NO VASTO PÉLAGO
CENTRO DE ARTES PONTE DE SOR
CENTRO DE ARTES PONTE DE SOR
Contemplamos No vasto pélago, a linha ténue da superfície das águas que nos suspende a respiração. Entre o céu e o mar, permanece a sensação fugaz e transitória da aparência da natureza. Descobre-se a luz através da sombra, a bonança no bater das ondas, a tempestade na imensidão vasta dos céus e do oceano.
Na grandeza, sentimo-nos arrebatados pela vastidão. Segundo Kant (1998, p. 150), «[a] natureza é, portanto, sublime naquele entre os seus fenómenos cuja intuição comporta a ideia da sua infinitude.»
Após a tempestade, vivenciamos a longínqua impressão trágica da natureza.
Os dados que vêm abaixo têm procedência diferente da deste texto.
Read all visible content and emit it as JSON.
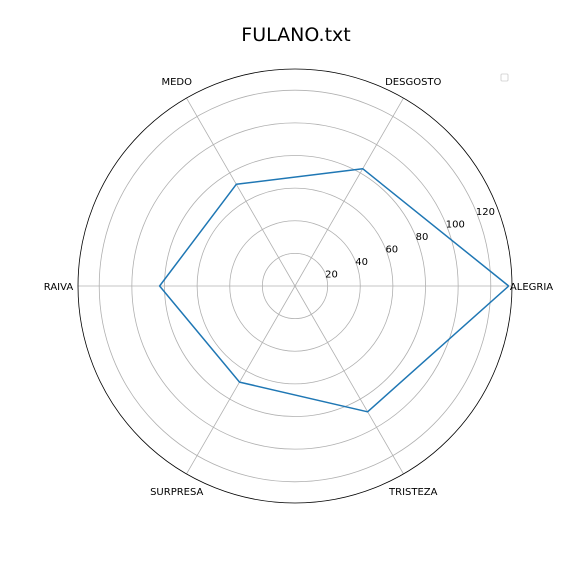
{
  "chart_data": {
    "type": "radar",
    "title": "FULANO.txt",
    "categories": [
      "ALEGRIA",
      "DESGOSTO",
      "MEDO",
      "RAIVA",
      "SURPRESA",
      "TRISTEZA"
    ],
    "series": [
      {
        "values": [
          131,
          83,
          72,
          83,
          68,
          89
        ]
      }
    ],
    "rlim": [
      0,
      133
    ],
    "rticks": [
      20,
      40,
      60,
      80,
      100,
      120
    ],
    "grid": true,
    "legend": "top-right",
    "colors": {
      "series": "#1f77b4",
      "grid": "#b0b0b0",
      "frame": "#000000"
    }
  }
}
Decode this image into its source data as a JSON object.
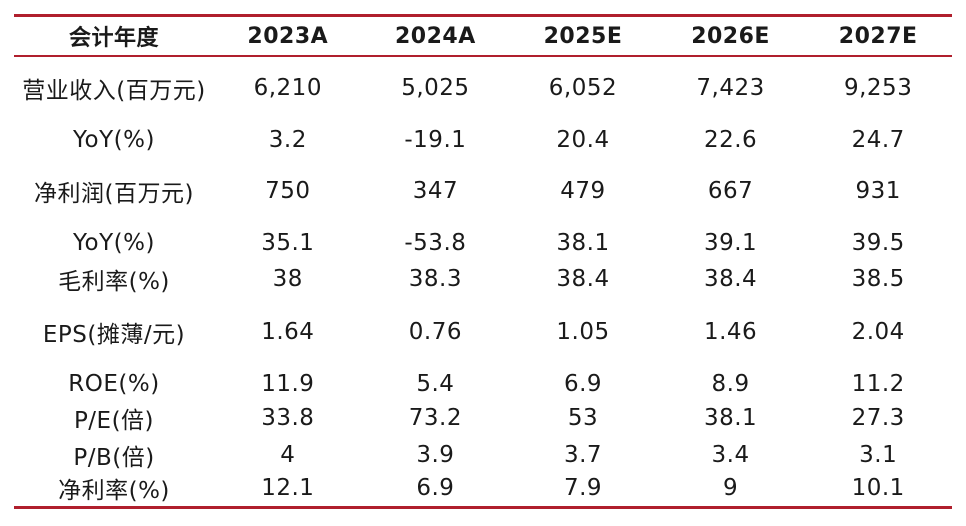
{
  "table": {
    "columns": [
      "会计年度",
      "2023A",
      "2024A",
      "2025E",
      "2026E",
      "2027E"
    ],
    "rows": [
      {
        "label": "营业收入(百万元)",
        "values": [
          "6,210",
          "5,025",
          "6,052",
          "7,423",
          "9,253"
        ]
      },
      {
        "label": "YoY(%)",
        "values": [
          "3.2",
          "-19.1",
          "20.4",
          "22.6",
          "24.7"
        ]
      },
      {
        "label": "净利润(百万元)",
        "values": [
          "750",
          "347",
          "479",
          "667",
          "931"
        ]
      },
      {
        "label": "YoY(%)",
        "values": [
          "35.1",
          "-53.8",
          "38.1",
          "39.1",
          "39.5"
        ]
      },
      {
        "label": "毛利率(%)",
        "values": [
          "38",
          "38.3",
          "38.4",
          "38.4",
          "38.5"
        ]
      },
      {
        "label": "EPS(摊薄/元)",
        "values": [
          "1.64",
          "0.76",
          "1.05",
          "1.46",
          "2.04"
        ]
      },
      {
        "label": "ROE(%)",
        "values": [
          "11.9",
          "5.4",
          "6.9",
          "8.9",
          "11.2"
        ]
      },
      {
        "label": "P/E(倍)",
        "values": [
          "33.8",
          "73.2",
          "53",
          "38.1",
          "27.3"
        ]
      },
      {
        "label": "P/B(倍)",
        "values": [
          "4",
          "3.9",
          "3.7",
          "3.4",
          "3.1"
        ]
      },
      {
        "label": "净利率(%)",
        "values": [
          "12.1",
          "6.9",
          "7.9",
          "9",
          "10.1"
        ]
      }
    ]
  },
  "colors": {
    "rule": "#b01f2d",
    "text": "#1a1a1a"
  }
}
O espectador sente como um passado distante, percepcionando num espírito contemplativo. Através do poema «Tempestade», entoa Byron (2010, p. 25 [Tradução de Fernando Guimarães]):
Nesta série de pinturas de Rodrigo Vilhena, fruímos uma reflexão sobre o discurso do sublime contemporâneo. A visão trágica da paisagem transforma-se no ser e dilui-se nela mesma, cujo detalhe se revela no todo, impregnando-a com o sopro da vida.
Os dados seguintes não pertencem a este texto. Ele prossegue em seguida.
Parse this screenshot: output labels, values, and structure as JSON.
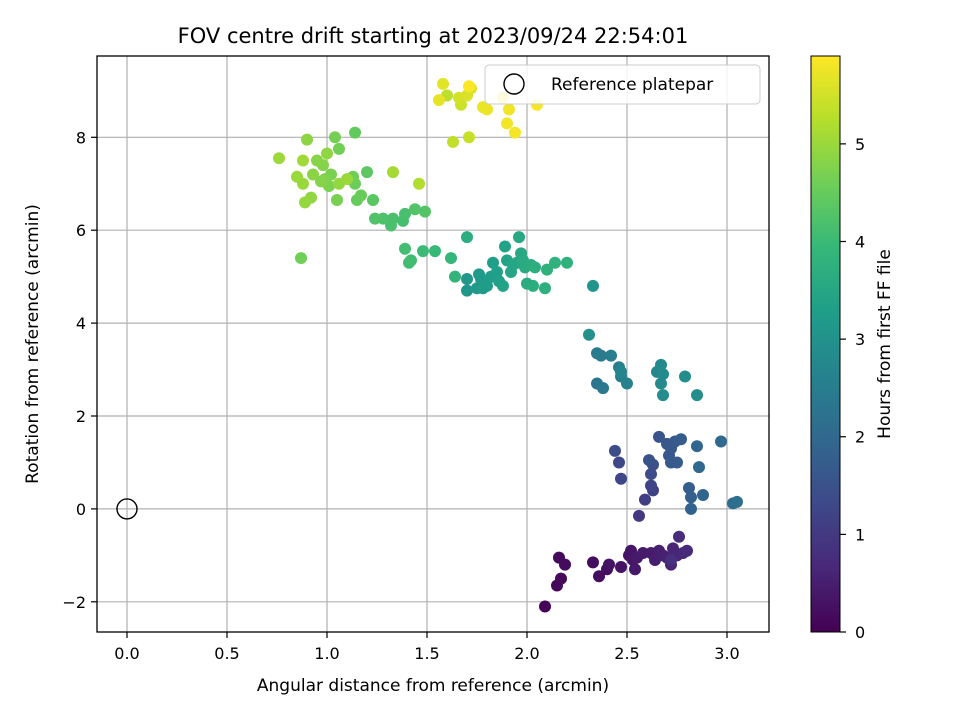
{
  "chart_data": {
    "type": "scatter",
    "title": "FOV centre drift starting at 2023/09/24 22:54:01",
    "xlabel": "Angular distance from reference (arcmin)",
    "ylabel": "Rotation from reference (arcmin)",
    "xlim": [
      -0.15,
      3.21
    ],
    "ylim": [
      -2.65,
      9.75
    ],
    "xticks": [
      "0.0",
      "0.5",
      "1.0",
      "1.5",
      "2.0",
      "2.5",
      "3.0"
    ],
    "xtick_values": [
      0,
      0.5,
      1.0,
      1.5,
      2.0,
      2.5,
      3.0
    ],
    "yticks": [
      "−2",
      "0",
      "2",
      "4",
      "6",
      "8"
    ],
    "ytick_values": [
      -2,
      0,
      2,
      4,
      6,
      8
    ],
    "grid": true,
    "legend": {
      "label": "Reference platepar",
      "position": "top-right"
    },
    "reference_point": {
      "x": 0,
      "y": 0
    },
    "colorbar": {
      "label": "Hours from first FF file",
      "range": [
        0,
        5.9
      ],
      "ticks": [
        "0",
        "1",
        "2",
        "3",
        "4",
        "5"
      ],
      "tick_values": [
        0,
        1,
        2,
        3,
        4,
        5
      ],
      "colormap": "viridis",
      "colors": [
        "#440154",
        "#482878",
        "#3e4989",
        "#31688e",
        "#26828e",
        "#1f9e89",
        "#35b779",
        "#6ece58",
        "#b5de2b",
        "#fde725"
      ]
    },
    "points": [
      [
        2.09,
        -2.1,
        0.05
      ],
      [
        2.15,
        -1.65,
        0.1
      ],
      [
        2.17,
        -1.5,
        0.12
      ],
      [
        2.16,
        -1.05,
        0.15
      ],
      [
        2.19,
        -1.2,
        0.18
      ],
      [
        2.33,
        -1.15,
        0.2
      ],
      [
        2.36,
        -1.45,
        0.22
      ],
      [
        2.4,
        -1.3,
        0.25
      ],
      [
        2.41,
        -1.2,
        0.28
      ],
      [
        2.47,
        -1.25,
        0.3
      ],
      [
        2.51,
        -1.0,
        0.32
      ],
      [
        2.52,
        -0.9,
        0.34
      ],
      [
        2.53,
        -1.1,
        0.36
      ],
      [
        2.54,
        -1.3,
        0.38
      ],
      [
        2.55,
        -1.05,
        0.4
      ],
      [
        2.58,
        -0.95,
        0.42
      ],
      [
        2.62,
        -0.95,
        0.45
      ],
      [
        2.64,
        -1.1,
        0.48
      ],
      [
        2.66,
        -0.9,
        0.5
      ],
      [
        2.68,
        -1.0,
        0.52
      ],
      [
        2.7,
        -1.05,
        0.55
      ],
      [
        2.72,
        -1.2,
        0.58
      ],
      [
        2.73,
        -0.85,
        0.6
      ],
      [
        2.75,
        -1.0,
        0.62
      ],
      [
        2.78,
        -0.95,
        0.65
      ],
      [
        2.8,
        -0.9,
        0.7
      ],
      [
        2.76,
        -0.6,
        0.75
      ],
      [
        2.72,
        -1.1,
        0.8
      ],
      [
        2.56,
        -0.15,
        1.0
      ],
      [
        2.59,
        0.2,
        1.1
      ],
      [
        2.63,
        0.4,
        1.15
      ],
      [
        2.62,
        0.5,
        1.2
      ],
      [
        2.47,
        0.65,
        1.25
      ],
      [
        2.46,
        1.0,
        1.3
      ],
      [
        2.44,
        1.25,
        1.35
      ],
      [
        2.62,
        0.75,
        1.4
      ],
      [
        2.63,
        0.95,
        1.45
      ],
      [
        2.61,
        1.05,
        1.5
      ],
      [
        2.66,
        1.55,
        1.55
      ],
      [
        2.7,
        1.4,
        1.6
      ],
      [
        2.72,
        1.3,
        1.62
      ],
      [
        2.74,
        1.45,
        1.64
      ],
      [
        2.71,
        1.15,
        1.66
      ],
      [
        2.72,
        1.0,
        1.68
      ],
      [
        2.75,
        1.0,
        1.7
      ],
      [
        2.77,
        1.5,
        1.72
      ],
      [
        2.81,
        0.45,
        1.75
      ],
      [
        2.82,
        0.25,
        1.8
      ],
      [
        2.82,
        0.0,
        1.85
      ],
      [
        2.88,
        0.3,
        1.9
      ],
      [
        2.85,
        1.35,
        1.95
      ],
      [
        2.86,
        0.9,
        2.0
      ],
      [
        2.97,
        1.45,
        2.05
      ],
      [
        3.03,
        0.12,
        2.1
      ],
      [
        3.05,
        0.15,
        2.15
      ],
      [
        2.35,
        2.7,
        2.3
      ],
      [
        2.38,
        2.6,
        2.35
      ],
      [
        2.35,
        3.35,
        2.4
      ],
      [
        2.37,
        3.3,
        2.45
      ],
      [
        2.42,
        3.3,
        2.5
      ],
      [
        2.46,
        3.05,
        2.55
      ],
      [
        2.47,
        2.85,
        2.6
      ],
      [
        2.5,
        2.7,
        2.65
      ],
      [
        2.47,
        2.95,
        2.7
      ],
      [
        2.65,
        2.95,
        2.75
      ],
      [
        2.67,
        3.1,
        2.78
      ],
      [
        2.68,
        2.9,
        2.8
      ],
      [
        2.67,
        2.7,
        2.82
      ],
      [
        2.68,
        2.45,
        2.85
      ],
      [
        2.79,
        2.85,
        2.88
      ],
      [
        2.85,
        2.45,
        2.9
      ],
      [
        2.31,
        3.75,
        2.95
      ],
      [
        2.33,
        4.8,
        3.05
      ],
      [
        1.7,
        4.7,
        3.1
      ],
      [
        1.7,
        4.95,
        3.12
      ],
      [
        1.75,
        4.75,
        3.15
      ],
      [
        1.77,
        4.95,
        3.18
      ],
      [
        1.76,
        5.05,
        3.2
      ],
      [
        1.78,
        4.75,
        3.22
      ],
      [
        1.8,
        4.8,
        3.25
      ],
      [
        1.82,
        5.0,
        3.28
      ],
      [
        1.83,
        5.3,
        3.3
      ],
      [
        1.85,
        5.1,
        3.32
      ],
      [
        1.86,
        4.9,
        3.35
      ],
      [
        1.88,
        4.8,
        3.38
      ],
      [
        1.89,
        5.65,
        3.4
      ],
      [
        1.9,
        5.35,
        3.42
      ],
      [
        1.92,
        5.1,
        3.45
      ],
      [
        1.93,
        5.25,
        3.48
      ],
      [
        1.95,
        5.3,
        3.5
      ],
      [
        1.96,
        5.85,
        3.52
      ],
      [
        1.97,
        5.5,
        3.55
      ],
      [
        1.98,
        5.35,
        3.58
      ],
      [
        1.99,
        5.2,
        3.6
      ],
      [
        2.0,
        4.85,
        3.62
      ],
      [
        2.02,
        5.25,
        3.65
      ],
      [
        2.03,
        4.8,
        3.68
      ],
      [
        2.04,
        5.2,
        3.7
      ],
      [
        2.09,
        4.75,
        3.72
      ],
      [
        2.1,
        5.15,
        3.75
      ],
      [
        2.14,
        5.3,
        3.78
      ],
      [
        2.2,
        5.3,
        3.8
      ],
      [
        1.64,
        5.0,
        3.85
      ],
      [
        1.62,
        5.4,
        3.9
      ],
      [
        1.7,
        5.85,
        3.7
      ],
      [
        1.54,
        5.55,
        3.95
      ],
      [
        1.48,
        5.55,
        4.0
      ],
      [
        1.42,
        5.35,
        4.05
      ],
      [
        1.41,
        5.3,
        4.08
      ],
      [
        1.39,
        5.6,
        4.1
      ],
      [
        1.38,
        6.2,
        4.12
      ],
      [
        1.39,
        6.35,
        4.15
      ],
      [
        1.33,
        6.25,
        4.18
      ],
      [
        1.32,
        6.1,
        4.2
      ],
      [
        1.28,
        6.25,
        4.22
      ],
      [
        1.24,
        6.25,
        4.25
      ],
      [
        1.44,
        6.45,
        4.28
      ],
      [
        1.49,
        6.4,
        4.3
      ],
      [
        1.23,
        6.65,
        4.35
      ],
      [
        1.2,
        7.25,
        4.4
      ],
      [
        1.14,
        8.1,
        4.45
      ],
      [
        1.15,
        6.65,
        4.5
      ],
      [
        1.17,
        6.75,
        4.52
      ],
      [
        1.14,
        7.0,
        4.55
      ],
      [
        1.13,
        7.15,
        4.6
      ],
      [
        1.06,
        7.75,
        4.62
      ],
      [
        1.04,
        8.0,
        4.65
      ],
      [
        1.05,
        6.65,
        4.68
      ],
      [
        1.02,
        7.2,
        4.7
      ],
      [
        1.01,
        6.95,
        4.72
      ],
      [
        0.99,
        7.1,
        4.75
      ],
      [
        0.98,
        7.4,
        4.78
      ],
      [
        0.97,
        7.05,
        4.8
      ],
      [
        0.95,
        7.5,
        4.82
      ],
      [
        0.93,
        7.2,
        4.85
      ],
      [
        0.9,
        7.95,
        4.88
      ],
      [
        0.92,
        6.7,
        4.9
      ],
      [
        0.89,
        6.6,
        4.95
      ],
      [
        0.88,
        7.0,
        4.98
      ],
      [
        0.85,
        7.15,
        5.0
      ],
      [
        0.76,
        7.55,
        5.02
      ],
      [
        0.88,
        7.5,
        5.05
      ],
      [
        0.87,
        5.4,
        4.6
      ],
      [
        1.0,
        7.65,
        4.9
      ],
      [
        1.06,
        7.0,
        4.95
      ],
      [
        1.1,
        7.1,
        5.0
      ],
      [
        1.33,
        7.25,
        5.1
      ],
      [
        1.46,
        7.0,
        5.2
      ],
      [
        1.6,
        8.9,
        5.3
      ],
      [
        1.63,
        7.9,
        5.35
      ],
      [
        1.71,
        8.0,
        5.4
      ],
      [
        1.67,
        8.7,
        5.45
      ],
      [
        1.66,
        8.85,
        5.5
      ],
      [
        1.7,
        8.9,
        5.55
      ],
      [
        1.72,
        9.05,
        5.6
      ],
      [
        1.58,
        9.15,
        5.65
      ],
      [
        1.56,
        8.8,
        5.7
      ],
      [
        1.78,
        8.65,
        5.72
      ],
      [
        1.8,
        8.6,
        5.74
      ],
      [
        1.88,
        8.85,
        5.76
      ],
      [
        1.91,
        8.6,
        5.78
      ],
      [
        1.9,
        8.3,
        5.8
      ],
      [
        1.94,
        8.1,
        5.82
      ],
      [
        2.05,
        8.7,
        5.85
      ],
      [
        1.71,
        9.1,
        5.88
      ]
    ]
  }
}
Todavia, estas obras transparecem a imaterialidade das nuvens e as oscilações do mar. O pintor realiza imagens impermanentes como se fossem fragmentos de uma narrativa sobre as variações da experiência estética das marinhas. Através da observação da natureza, Rodrigo Vilhena reinterpreta a paisagem como um estado meditativo.
Torna-se mais que um processo contemplativo, num vislumbre da consciência do ser. O ser e a natureza fundem-se num só. Sente-se o todo, a união, uma união indissolúvel com o grande Todo. Segundo Romain Rolland, este processo de revelação dado pela contemplação ou no estado meditativo chama-se «sentimento oceânico».
No vasto pélago, o sentimento deambula na imensidão dos céus, lançando, assim, o observador à consciência de infinitude. Este aprecia a magnitude do poder da natureza, entre um esquema cromático das nuvens em tonalidades de brancos, castanhos, ocres, amarelos aos azuis, ou numa impressão do mar entre azuis e brancos. Assim, o artista apresenta estas imagens através de uma dualidade infinita entre a vastidão dos céus e o bater das ondas aparelhadas em espuma esbranquiçada.
Rodrigo Vilhena recria o movimento dinâmico na obra pictórica. Através do todo, transmite a transitoriedade dos fenómenos dada pela repetição selectiva das marinhas, na medida em que modifica subtilmente e gradualmente o carácter exposto em cada uma delas. Desvela a luz, transmuta em movimentos das atmosferas cada vez mais claras. Debruça-se nos detalhes dos céus e das nuvens, que nos ofusca à vista, por exibir um aparatoso deslumbramento da natureza. Em contraponto, numa ínfima impressão, quase num desvanecer dos mares, revela em poucas pinceladas, um apontamento de azuis e brancos.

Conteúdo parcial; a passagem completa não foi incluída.